Prilly ingin merangkul, tapi kelihatannya Ali tak membutuhkan sebuah rangkulan. Prilly ingin mendekap, tapi rasanya Ali sangat sulit di dekap. Sampai satu persatu para pelayat mengurai kembali ke peradabannya, Ali masih tetap berdiri kokoh di tempatnya di temani keluarga Prilly yang kelihatannya enggan meninggalkan Ali seorang diri.

"Li, yuk kita pulang," ajak Talita dengan penuh kasih sayang adik keluarga yang di tinggalkan itu mengelus bahu Ali lembut, "Sementara waktu kamu bisa tinggal sama kita, kalau kamu mau selamanya pun kita gak masalah. Iya kan, Pah" Talita meminta persetujuan suaminya yang kini sedang menatap Ali dengan tatapan iya, lantas Danu mengangguk menyetujui.
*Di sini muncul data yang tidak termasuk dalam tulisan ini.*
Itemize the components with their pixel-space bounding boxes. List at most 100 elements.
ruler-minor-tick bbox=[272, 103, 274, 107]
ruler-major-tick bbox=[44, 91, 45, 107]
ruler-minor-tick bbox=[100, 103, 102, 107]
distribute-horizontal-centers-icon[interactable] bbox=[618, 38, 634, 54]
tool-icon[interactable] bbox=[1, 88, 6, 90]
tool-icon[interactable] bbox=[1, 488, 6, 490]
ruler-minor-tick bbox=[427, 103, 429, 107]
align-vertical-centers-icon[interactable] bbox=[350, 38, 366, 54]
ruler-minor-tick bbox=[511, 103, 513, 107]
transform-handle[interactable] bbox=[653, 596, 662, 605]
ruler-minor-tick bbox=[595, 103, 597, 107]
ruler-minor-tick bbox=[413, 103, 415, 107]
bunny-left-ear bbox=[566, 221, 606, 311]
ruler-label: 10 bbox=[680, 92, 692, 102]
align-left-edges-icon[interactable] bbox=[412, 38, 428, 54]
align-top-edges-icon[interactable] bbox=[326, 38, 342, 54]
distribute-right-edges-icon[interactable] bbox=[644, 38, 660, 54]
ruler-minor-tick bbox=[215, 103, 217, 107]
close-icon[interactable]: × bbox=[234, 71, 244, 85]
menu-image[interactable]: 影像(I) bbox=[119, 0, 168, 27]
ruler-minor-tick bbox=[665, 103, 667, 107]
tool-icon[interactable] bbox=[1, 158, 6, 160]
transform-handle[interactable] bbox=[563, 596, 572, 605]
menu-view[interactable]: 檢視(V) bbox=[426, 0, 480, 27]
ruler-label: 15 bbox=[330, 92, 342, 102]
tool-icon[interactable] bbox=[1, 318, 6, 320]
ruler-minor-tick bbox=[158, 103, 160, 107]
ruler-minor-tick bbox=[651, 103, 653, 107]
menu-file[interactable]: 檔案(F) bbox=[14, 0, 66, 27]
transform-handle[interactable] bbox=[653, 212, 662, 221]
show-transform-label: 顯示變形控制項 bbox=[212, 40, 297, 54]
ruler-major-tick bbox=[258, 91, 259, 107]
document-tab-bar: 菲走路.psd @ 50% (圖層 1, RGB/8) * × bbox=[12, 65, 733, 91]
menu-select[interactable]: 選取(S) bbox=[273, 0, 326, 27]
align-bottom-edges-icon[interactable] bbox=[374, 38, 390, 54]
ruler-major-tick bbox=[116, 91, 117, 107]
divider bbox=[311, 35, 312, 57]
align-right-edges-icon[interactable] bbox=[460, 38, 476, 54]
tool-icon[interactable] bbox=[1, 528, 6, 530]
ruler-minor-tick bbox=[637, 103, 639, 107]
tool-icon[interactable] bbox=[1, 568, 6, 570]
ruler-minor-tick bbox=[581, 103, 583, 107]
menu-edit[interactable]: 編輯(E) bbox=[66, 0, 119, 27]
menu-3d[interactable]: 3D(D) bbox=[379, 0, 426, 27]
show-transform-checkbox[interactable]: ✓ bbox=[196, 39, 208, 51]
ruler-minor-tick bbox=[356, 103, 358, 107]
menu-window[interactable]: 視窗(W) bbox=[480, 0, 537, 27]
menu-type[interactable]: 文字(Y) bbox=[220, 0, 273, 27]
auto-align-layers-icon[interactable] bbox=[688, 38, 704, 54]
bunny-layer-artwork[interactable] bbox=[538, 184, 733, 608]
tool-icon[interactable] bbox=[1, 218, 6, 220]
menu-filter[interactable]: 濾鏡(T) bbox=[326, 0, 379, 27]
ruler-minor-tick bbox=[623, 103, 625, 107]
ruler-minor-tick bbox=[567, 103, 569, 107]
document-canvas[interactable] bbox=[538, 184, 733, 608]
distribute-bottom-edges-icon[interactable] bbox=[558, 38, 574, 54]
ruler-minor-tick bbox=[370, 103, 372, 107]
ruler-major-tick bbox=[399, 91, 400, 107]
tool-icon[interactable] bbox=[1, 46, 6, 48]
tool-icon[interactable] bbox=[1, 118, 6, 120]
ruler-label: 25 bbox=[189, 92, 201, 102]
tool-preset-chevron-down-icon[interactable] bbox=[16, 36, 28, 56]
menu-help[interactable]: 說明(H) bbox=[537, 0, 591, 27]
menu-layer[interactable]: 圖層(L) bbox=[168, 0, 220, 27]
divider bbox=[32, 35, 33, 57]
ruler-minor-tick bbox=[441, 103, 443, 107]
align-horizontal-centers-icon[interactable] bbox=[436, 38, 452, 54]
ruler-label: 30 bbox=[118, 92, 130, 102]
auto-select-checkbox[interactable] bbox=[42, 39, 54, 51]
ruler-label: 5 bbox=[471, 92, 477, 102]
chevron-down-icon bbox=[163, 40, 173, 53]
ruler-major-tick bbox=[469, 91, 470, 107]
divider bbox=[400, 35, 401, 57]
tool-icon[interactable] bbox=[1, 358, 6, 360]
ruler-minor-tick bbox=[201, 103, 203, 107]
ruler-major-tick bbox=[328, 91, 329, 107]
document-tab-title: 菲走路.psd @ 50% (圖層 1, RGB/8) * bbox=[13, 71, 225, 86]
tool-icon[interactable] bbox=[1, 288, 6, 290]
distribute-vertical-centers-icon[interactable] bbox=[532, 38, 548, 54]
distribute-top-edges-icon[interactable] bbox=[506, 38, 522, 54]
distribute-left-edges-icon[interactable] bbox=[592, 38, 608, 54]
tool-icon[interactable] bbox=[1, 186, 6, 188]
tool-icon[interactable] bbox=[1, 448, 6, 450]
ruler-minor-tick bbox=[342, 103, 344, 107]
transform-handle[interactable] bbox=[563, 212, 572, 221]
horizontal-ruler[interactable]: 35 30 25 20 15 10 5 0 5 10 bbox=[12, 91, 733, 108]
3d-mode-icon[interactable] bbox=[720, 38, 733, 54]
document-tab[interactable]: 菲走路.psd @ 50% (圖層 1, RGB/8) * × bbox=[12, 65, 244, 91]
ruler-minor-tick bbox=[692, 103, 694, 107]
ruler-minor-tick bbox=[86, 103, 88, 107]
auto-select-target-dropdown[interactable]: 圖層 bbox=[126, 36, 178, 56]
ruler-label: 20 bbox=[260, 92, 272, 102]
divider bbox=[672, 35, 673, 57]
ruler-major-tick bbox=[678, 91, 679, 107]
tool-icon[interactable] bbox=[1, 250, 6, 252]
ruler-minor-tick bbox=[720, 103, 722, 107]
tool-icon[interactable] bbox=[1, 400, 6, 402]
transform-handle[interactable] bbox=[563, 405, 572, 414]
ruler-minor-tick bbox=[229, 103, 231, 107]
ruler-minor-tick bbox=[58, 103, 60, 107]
Prilly memandangi Ali lekat-lekat, dalam hati dia sudah memaafkan kesalahan Ali atas di keluarkan nya mang Hamid dari SMA Clever, dan jujur dia merasa sangat senang saat mengetahui Ali memindahkan mang Hamid beserta keluarganya ke dalam rumahnya. Jadi kali ini Prilly ingin mendengar Ali berucap, barang satu dua kata hanya untuk memastikan vita suara cowok itu masih terlihat baik, dan dia juga masih bernapas seperti manusia pada umumnya.

"Makasih, Om, Tante, nanti Ali nyusul," tanpa sadar Prilly menghela napas lega ketika Ali menjawab pertanyaan dari kedua orang tuanya.

Talita merangkul bahu Ali yang terlihat lebih tinggi darinya, "Jangan terlalu larut, yang pergi belum tentu meninggalkan." Talita mencoba membujuk Ali untuk segera pulang melalui kalimatnya barusan.

Ali pun menggenggam punggung tangan Talita, "Iya, Ali paham, Tan." jawabannya mantap.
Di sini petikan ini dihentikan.